Iconic Seaside Heights carousel set to reopen after $2.5 million restoration project

The restored carousel is named for Dr. Floyd L. Moreland who was instrumental in getting it fixed.

Jim Murdoch

Jun 28, 2024, 10:14 PM

Updated 24 days ago


A Jersey Shore tradition rides again in Seaside Heights.
Hundreds of people gathered on Friday to get their first look at the fully restored and operational Floyd Moreland Carousel.
“I operated this for 30-40 years when I was in school,” said Dr. Floyd L. Moreland.
The 82-year-old is all smiles as he stands in front of the eponymously named carousel in the beautiful new setting on the north end of the world-famous Seaside Heights boardwalk.
“When my name was put on that horse - that was one of my favorite horses according to my grandfather when I was a kid – I thought I died and gone to heaven and he’s the lead horse,” Moreland said.
The carousel took its first spin at the Jersey Shore back in the 1930s. Moreland operated this very ride inside the Casino Arcade as a teenager and then, decades later, helped save it from being sold.
A $2.5 million restoration project spanned five years, including the new carousel building and soon-to-be museum.

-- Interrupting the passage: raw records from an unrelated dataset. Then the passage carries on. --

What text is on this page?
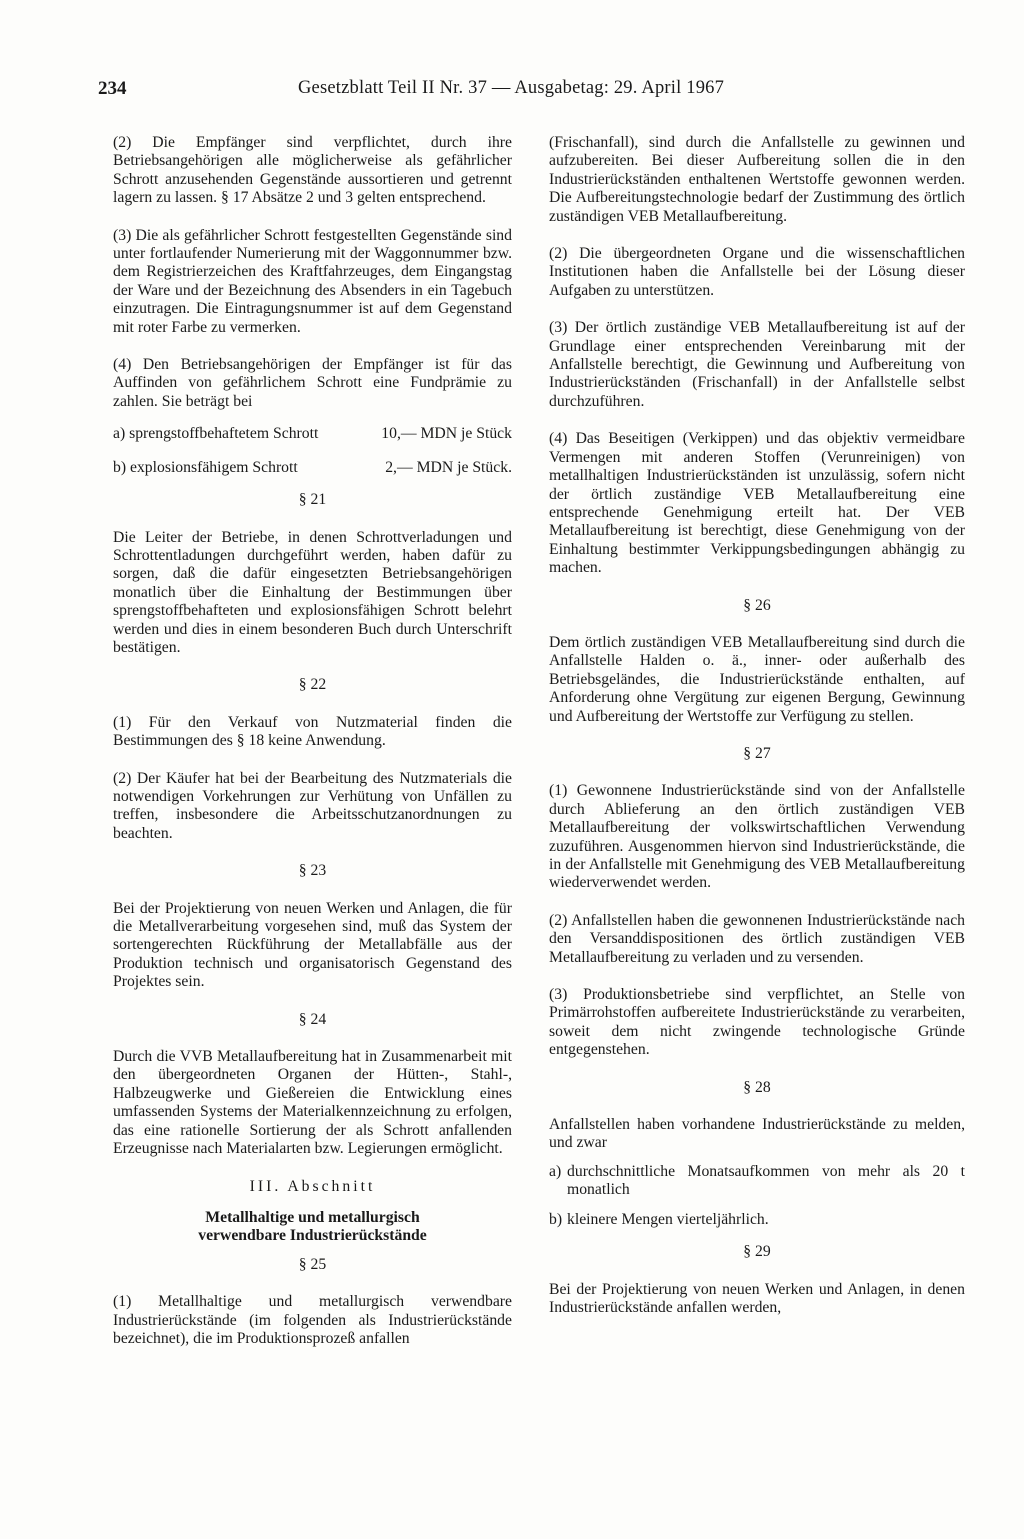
234	Gesetzblatt Teil II Nr. 37 — Ausgabetag: 29. April 1967

(2) Die Empfänger sind verpflichtet, durch ihre Betriebsangehörigen alle möglicherweise als gefährlicher Schrott anzusehenden Gegenstände aussortieren und getrennt lagern zu lassen. § 17 Absätze 2 und 3 gelten entsprechend.

(3) Die als gefährlicher Schrott festgestellten Gegenstände sind unter fortlaufender Numerierung mit der Waggonnummer bzw. dem Registrierzeichen des Kraftfahrzeuges, dem Eingangstag der Ware und der Bezeichnung des Absenders in ein Tagebuch einzutragen. Die Eintragungsnummer ist auf dem Gegenstand mit roter Farbe zu vermerken.

(4) Den Betriebsangehörigen der Empfänger ist für das Auffinden von gefährlichem Schrott eine Fundprämie zu zahlen. Sie beträgt bei

a) sprengstoffbehaftetem Schrott	10,— MDN je Stück
b) explosionsfähigem Schrott	2,— MDN je Stück.
§ 21

Die Leiter der Betriebe, in denen Schrottverladungen und Schrottentladungen durchgeführt werden, haben dafür zu sorgen, daß die dafür eingesetzten Betriebsangehörigen monatlich über die Einhaltung der Bestimmungen über sprengstoffbehafteten und explosionsfähigen Schrott belehrt werden und dies in einem besonderen Buch durch Unterschrift bestätigen.

§ 22

(1) Für den Verkauf von Nutzmaterial finden die Bestimmungen des § 18 keine Anwendung.

(2) Der Käufer hat bei der Bearbeitung des Nutzmaterials die notwendigen Vorkehrungen zur Verhütung von Unfällen zu treffen, insbesondere die Arbeitsschutzanordnungen zu beachten.

§ 23

Bei der Projektierung von neuen Werken und Anlagen, die für die Metallverarbeitung vorgesehen sind, muß das System der sortengerechten Rückführung der Metallabfälle aus der Produktion technisch und organisatorisch Gegenstand des Projektes sein.

§ 24

Durch die VVB Metallaufbereitung hat in Zusammenarbeit mit den übergeordneten Organen der Hütten-, Stahl-, Halbzeugwerke und Gießereien die Entwicklung eines umfassenden Systems der Materialkennzeichnung zu erfolgen, das eine rationelle Sortierung der als Schrott anfallenden Erzeugnisse nach Materialarten bzw. Legierungen ermöglicht.

III. Abschnitt
Metallhaltige und metallurgisch
verwendbare Industrierückstände
§ 25

(1) Metallhaltige und metallurgisch verwendbare Industrierückstände (im folgenden als Industrierückstände bezeichnet), die im Produktionsprozeß anfallen

(Frischanfall), sind durch die Anfallstelle zu gewinnen und aufzubereiten. Bei dieser Aufbereitung sollen die in den Industrierückständen enthaltenen Wertstoffe gewonnen werden. Die Aufbereitungstechnologie bedarf der Zustimmung des örtlich zuständigen VEB Metallaufbereitung.

(2) Die übergeordneten Organe und die wissenschaftlichen Institutionen haben die Anfallstelle bei der Lösung dieser Aufgaben zu unterstützen.

(3) Der örtlich zuständige VEB Metallaufbereitung ist auf der Grundlage einer entsprechenden Vereinbarung mit der Anfallstelle berechtigt, die Gewinnung und Aufbereitung von Industrierückständen (Frischanfall) in der Anfallstelle selbst durchzuführen.

(4) Das Beseitigen (Verkippen) und das objektiv vermeidbare Vermengen mit anderen Stoffen (Verunreinigen) von metallhaltigen Industrierückständen ist unzulässig, sofern nicht der örtlich zuständige VEB Metallaufbereitung eine entsprechende Genehmigung erteilt hat. Der VEB Metallaufbereitung ist berechtigt, diese Genehmigung von der Einhaltung bestimmter Verkippungsbedingungen abhängig zu machen.

§ 26

Dem örtlich zuständigen VEB Metallaufbereitung sind durch die Anfallstelle Halden o. ä., inner- oder außerhalb des Betriebsgeländes, die Industrierückstände enthalten, auf Anforderung ohne Vergütung zur eigenen Bergung, Gewinnung und Aufbereitung der Wertstoffe zur Verfügung zu stellen.

§ 27

(1) Gewonnene Industrierückstände sind von der Anfallstelle durch Ablieferung an den örtlich zuständigen VEB Metallaufbereitung der volkswirtschaftlichen Verwendung zuzuführen. Ausgenommen hiervon sind Industrierückstände, die in der Anfallstelle mit Genehmigung des VEB Metallaufbereitung wiederverwendet werden.

(2) Anfallstellen haben die gewonnenen Industrierückstände nach den Versanddispositionen des örtlich zuständigen VEB Metallaufbereitung zu verladen und zu versenden.

(3) Produktionsbetriebe sind verpflichtet, an Stelle von Primärrohstoffen aufbereitete Industrierückstände zu verarbeiten, soweit dem nicht zwingende technologische Gründe entgegenstehen.

§ 28

Anfallstellen haben vorhandene Industrierückstände zu melden, und zwar

a) durchschnittliche Monatsaufkommen von mehr als 20 t monatlich
b) kleinere Mengen vierteljährlich.
§ 29

Bei der Projektierung von neuen Werken und Anlagen, in denen Industrierückstände anfallen werden,
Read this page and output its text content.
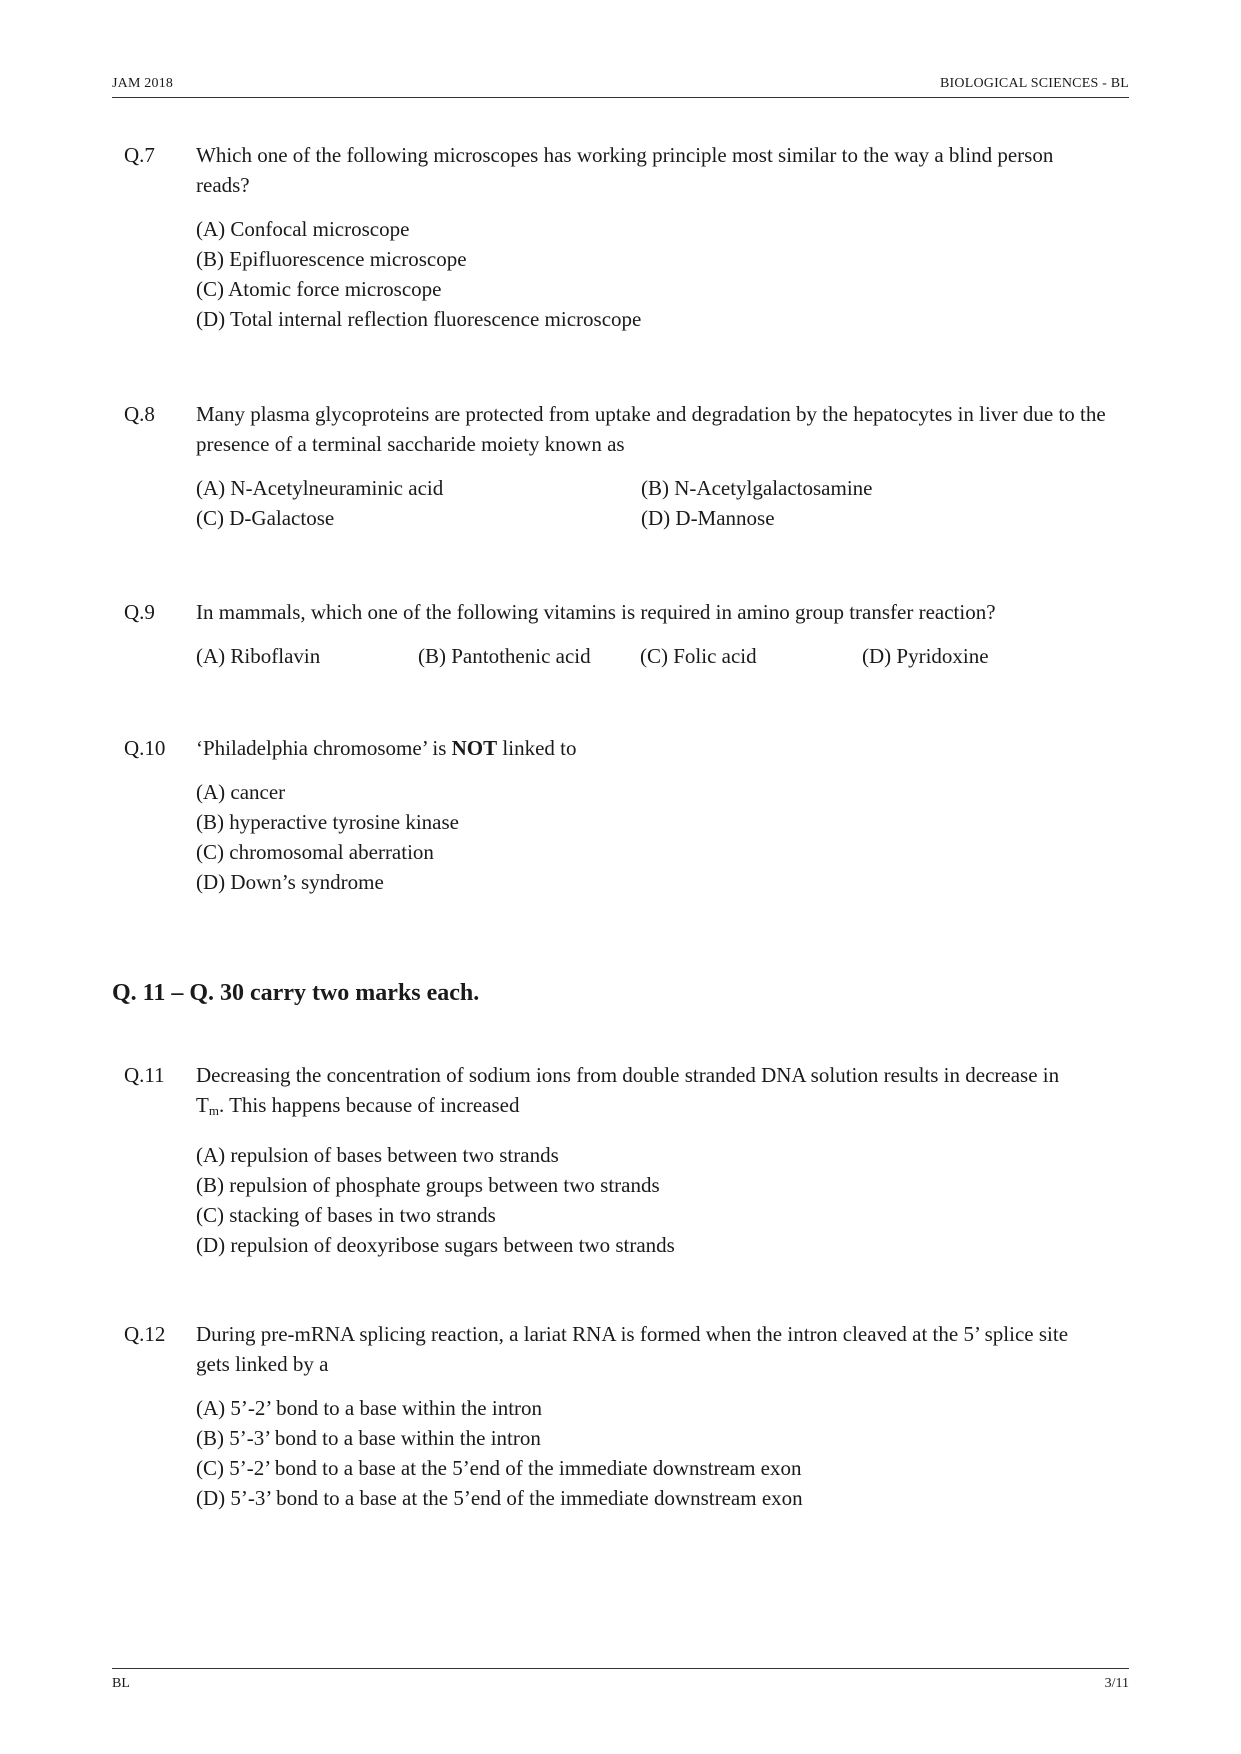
JAM 2018	BIOLOGICAL SCIENCES - BL
Q.7 Which one of the following microscopes has working principle most similar to the way a blind person reads?
(A) Confocal microscope
(B) Epifluorescence microscope
(C) Atomic force microscope
(D) Total internal reflection fluorescence microscope
Q.8 Many plasma glycoproteins are protected from uptake and degradation by the hepatocytes in liver due to the presence of a terminal saccharide moiety known as
(A) N-Acetylneuraminic acid	(B) N-Acetylgalactosamine
(C) D-Galactose	(D) D-Mannose
Q.9 In mammals, which one of the following vitamins is required in amino group transfer reaction?
(A) Riboflavin	(B) Pantothenic acid	(C) Folic acid	(D) Pyridoxine
Q.10 ‘Philadelphia chromosome’ is NOT linked to
(A) cancer
(B) hyperactive tyrosine kinase
(C) chromosomal aberration
(D) Down’s syndrome
Q. 11 – Q. 30 carry two marks each.
Q.11 Decreasing the concentration of sodium ions from double stranded DNA solution results in decrease in $T_m$. This happens because of increased
(A) repulsion of bases between two strands
(B) repulsion of phosphate groups between two strands
(C) stacking of bases in two strands
(D) repulsion of deoxyribose sugars between two strands
Q.12 During pre-mRNA splicing reaction, a lariat RNA is formed when the intron cleaved at the 5’ splice site gets linked by a
(A) 5’-2’ bond to a base within the intron
(B) 5’-3’ bond to a base within the intron
(C) 5’-2’ bond to a base at the 5’end of the immediate downstream exon
(D) 5’-3’ bond to a base at the 5’end of the immediate downstream exon
BL	3/11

The hand-crafted animals shipped to Ohio for refurbishing are now fully assembled and waiting to be ridden again.
The carousel isn’t there to make Seaside Heights a ton of money. Rides will cost just $4 for adults and kids under 42 inches tall are free. Moreland says that one can’t put a price tag on all the memories yet to come.
“Other rides flip you upside down and they make you scream and get you frightened, but this one you can be anything or anywhere you want,” he said.
Seaside Heights will operate the ride, but it will always be in the name of the college professor who saved it from destruction, for generations to come.
“This to me is a symbol of a kinder world. And the world we are living in now is far too nasty world. It’s hateful, and we need things like this to bring us back to kindness,” Moreland said.
The carousel will open to the public next Wednesday, and plans call for it to be operational year-round. The mayor says a schedule will be posted on the town’s website in the coming weeks.